One might have hoped for an end to the mental attitudes of isolationism and rejection of the world by the end of the 19th century when Leo XIII published the first great social encyclical (1891), which called for a significant conversion of Christian conscience toward the social and political dimensions of faith. But this did not happen, as was lamented 40 years later in another social encyclical, that of Pius XI. This change did not occur in the church as a whole; nor did it occur in the institutions of St. Vincent de Paul as a whole.

Jaime Corera C. M.
Source: Reavivemos el Espíritu Vicenciano: Semana de Estudios Vicencianos, XXII (CEME, Salamanca, 1995).

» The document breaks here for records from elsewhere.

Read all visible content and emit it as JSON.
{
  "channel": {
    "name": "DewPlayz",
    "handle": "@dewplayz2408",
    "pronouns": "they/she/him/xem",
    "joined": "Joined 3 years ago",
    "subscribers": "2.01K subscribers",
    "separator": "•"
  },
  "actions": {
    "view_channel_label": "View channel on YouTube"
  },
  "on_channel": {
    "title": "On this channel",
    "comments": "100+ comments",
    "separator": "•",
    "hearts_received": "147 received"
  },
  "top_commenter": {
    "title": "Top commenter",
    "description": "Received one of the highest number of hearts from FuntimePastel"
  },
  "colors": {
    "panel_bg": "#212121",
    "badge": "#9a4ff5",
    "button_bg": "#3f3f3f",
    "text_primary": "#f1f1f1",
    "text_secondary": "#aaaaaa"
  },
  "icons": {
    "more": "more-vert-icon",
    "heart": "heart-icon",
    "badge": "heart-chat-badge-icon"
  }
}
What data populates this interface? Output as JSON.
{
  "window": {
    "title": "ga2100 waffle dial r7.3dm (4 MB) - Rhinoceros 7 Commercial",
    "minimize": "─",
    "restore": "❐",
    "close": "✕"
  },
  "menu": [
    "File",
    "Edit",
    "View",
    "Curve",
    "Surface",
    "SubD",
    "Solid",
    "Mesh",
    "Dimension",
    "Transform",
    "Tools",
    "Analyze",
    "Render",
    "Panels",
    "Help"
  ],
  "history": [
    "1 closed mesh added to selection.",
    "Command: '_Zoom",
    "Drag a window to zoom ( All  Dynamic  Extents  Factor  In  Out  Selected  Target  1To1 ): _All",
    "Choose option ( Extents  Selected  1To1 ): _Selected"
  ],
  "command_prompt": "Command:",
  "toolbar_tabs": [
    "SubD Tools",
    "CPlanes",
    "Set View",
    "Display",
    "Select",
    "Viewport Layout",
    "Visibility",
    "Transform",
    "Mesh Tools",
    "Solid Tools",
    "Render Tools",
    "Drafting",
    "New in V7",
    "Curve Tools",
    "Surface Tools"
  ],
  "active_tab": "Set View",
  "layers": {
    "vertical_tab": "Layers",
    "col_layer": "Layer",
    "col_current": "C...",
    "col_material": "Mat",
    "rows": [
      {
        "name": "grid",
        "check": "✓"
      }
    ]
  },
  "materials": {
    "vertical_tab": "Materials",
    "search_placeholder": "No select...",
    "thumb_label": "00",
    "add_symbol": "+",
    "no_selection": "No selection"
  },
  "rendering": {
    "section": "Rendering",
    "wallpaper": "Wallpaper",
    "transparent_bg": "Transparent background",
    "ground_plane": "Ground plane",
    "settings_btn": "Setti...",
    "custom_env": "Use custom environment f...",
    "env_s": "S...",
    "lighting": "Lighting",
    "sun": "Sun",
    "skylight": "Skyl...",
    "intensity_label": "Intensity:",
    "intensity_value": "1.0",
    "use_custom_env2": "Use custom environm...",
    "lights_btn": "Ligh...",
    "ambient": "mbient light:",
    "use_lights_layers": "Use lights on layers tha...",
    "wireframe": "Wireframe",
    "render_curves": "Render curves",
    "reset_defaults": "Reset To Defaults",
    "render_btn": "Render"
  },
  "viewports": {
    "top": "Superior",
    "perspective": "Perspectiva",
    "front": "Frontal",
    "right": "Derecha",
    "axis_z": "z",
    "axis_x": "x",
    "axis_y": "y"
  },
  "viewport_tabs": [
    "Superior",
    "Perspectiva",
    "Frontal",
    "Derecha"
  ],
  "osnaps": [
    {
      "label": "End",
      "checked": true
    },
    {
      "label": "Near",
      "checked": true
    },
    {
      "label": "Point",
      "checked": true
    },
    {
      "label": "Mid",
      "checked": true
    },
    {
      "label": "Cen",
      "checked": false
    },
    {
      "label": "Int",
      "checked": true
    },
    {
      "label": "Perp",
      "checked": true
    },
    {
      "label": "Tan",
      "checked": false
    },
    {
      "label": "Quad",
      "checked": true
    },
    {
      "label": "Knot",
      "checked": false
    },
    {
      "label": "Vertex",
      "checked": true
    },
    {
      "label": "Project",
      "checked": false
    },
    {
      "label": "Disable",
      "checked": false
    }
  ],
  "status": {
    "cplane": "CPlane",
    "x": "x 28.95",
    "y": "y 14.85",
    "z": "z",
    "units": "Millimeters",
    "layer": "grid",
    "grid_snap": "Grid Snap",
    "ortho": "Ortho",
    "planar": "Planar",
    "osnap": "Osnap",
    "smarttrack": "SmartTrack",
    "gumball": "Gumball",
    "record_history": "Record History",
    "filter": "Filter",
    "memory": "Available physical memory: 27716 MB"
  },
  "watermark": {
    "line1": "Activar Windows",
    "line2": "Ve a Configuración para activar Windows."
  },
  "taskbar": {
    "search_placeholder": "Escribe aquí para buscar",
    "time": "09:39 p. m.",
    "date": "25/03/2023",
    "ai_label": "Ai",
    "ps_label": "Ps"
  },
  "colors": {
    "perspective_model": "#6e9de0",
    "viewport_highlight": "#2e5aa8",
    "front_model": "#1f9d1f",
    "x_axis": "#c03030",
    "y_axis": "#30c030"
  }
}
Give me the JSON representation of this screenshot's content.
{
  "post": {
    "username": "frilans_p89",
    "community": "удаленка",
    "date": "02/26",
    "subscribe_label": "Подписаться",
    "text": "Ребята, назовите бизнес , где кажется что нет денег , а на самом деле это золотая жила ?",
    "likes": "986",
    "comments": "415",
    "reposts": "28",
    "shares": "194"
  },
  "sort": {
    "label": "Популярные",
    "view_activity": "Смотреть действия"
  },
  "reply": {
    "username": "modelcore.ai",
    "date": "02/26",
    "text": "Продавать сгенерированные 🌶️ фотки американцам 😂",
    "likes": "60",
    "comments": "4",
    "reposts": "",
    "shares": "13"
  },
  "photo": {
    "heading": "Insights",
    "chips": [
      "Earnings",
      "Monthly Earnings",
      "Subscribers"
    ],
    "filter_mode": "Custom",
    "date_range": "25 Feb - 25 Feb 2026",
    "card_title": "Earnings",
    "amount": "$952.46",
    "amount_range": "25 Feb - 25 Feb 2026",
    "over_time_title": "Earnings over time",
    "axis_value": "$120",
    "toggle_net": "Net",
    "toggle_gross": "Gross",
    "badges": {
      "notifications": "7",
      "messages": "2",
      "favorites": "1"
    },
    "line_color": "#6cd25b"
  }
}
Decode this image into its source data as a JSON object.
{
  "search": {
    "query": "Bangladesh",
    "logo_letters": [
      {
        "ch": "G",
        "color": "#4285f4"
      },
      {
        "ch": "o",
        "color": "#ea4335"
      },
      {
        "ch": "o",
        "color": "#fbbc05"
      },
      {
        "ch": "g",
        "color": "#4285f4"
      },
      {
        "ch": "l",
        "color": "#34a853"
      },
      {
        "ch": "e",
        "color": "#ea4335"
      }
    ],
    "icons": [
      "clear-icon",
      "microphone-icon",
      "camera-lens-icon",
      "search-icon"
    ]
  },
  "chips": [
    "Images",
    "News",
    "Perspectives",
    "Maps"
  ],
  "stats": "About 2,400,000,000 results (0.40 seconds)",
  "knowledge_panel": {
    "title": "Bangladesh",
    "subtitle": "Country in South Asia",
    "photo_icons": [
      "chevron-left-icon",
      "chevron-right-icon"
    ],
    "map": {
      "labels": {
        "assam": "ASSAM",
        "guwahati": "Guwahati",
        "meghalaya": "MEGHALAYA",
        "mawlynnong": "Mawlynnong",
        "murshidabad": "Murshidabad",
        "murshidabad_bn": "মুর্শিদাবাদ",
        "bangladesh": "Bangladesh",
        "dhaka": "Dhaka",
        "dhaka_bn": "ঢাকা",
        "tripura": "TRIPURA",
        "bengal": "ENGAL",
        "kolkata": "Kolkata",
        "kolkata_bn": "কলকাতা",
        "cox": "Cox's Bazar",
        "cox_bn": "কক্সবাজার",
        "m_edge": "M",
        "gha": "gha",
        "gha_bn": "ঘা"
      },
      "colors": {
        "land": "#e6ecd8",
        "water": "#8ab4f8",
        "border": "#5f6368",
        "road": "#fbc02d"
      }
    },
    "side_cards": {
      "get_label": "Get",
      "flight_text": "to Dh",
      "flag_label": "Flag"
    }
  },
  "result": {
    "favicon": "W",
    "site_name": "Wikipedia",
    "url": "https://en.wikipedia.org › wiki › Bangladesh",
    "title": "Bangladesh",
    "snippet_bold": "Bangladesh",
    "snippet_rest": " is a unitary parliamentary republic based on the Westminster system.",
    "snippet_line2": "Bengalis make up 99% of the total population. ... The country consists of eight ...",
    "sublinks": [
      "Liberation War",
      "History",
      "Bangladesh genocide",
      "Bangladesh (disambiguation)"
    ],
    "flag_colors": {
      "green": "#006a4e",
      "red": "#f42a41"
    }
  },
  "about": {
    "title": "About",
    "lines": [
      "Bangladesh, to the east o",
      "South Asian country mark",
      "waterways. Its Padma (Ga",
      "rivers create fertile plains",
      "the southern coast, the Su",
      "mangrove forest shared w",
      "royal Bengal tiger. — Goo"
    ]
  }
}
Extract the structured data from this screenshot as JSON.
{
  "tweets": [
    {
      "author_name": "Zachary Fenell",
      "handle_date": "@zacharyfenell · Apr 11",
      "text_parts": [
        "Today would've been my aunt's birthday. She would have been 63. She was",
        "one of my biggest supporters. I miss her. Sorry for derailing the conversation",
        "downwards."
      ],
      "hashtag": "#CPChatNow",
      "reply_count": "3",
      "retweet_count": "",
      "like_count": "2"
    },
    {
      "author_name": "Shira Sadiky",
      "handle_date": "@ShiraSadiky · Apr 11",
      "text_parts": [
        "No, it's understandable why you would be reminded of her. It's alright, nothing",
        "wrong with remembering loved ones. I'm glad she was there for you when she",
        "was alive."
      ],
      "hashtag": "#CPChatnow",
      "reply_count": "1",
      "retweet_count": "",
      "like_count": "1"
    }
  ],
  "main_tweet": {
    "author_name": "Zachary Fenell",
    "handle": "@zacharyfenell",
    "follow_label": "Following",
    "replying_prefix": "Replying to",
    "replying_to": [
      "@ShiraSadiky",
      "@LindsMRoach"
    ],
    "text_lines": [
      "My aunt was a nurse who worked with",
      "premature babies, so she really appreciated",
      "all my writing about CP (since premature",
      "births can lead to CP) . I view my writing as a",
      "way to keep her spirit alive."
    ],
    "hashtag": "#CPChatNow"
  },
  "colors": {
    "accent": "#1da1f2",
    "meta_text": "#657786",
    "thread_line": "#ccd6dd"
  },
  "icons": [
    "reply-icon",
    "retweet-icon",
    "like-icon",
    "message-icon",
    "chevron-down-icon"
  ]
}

Questions for personal reflection or group discussion:

  1. How can we effectively integrate charity and justice in our Christian response to today’s structural injustices?
  2. What concrete steps can we take as Christians to stand between wealth and poverty, as Frederic Ozanam did?
  3. How can we foster a true preferential option for the poor in our communities, rather than offering only temporary relief?
  4. How can we inspire our communities to become true peacemakers and mediators in today’s social and economic conflicts?
  5. How can we work today to build institutions and structures that truly promote equality and human dignity?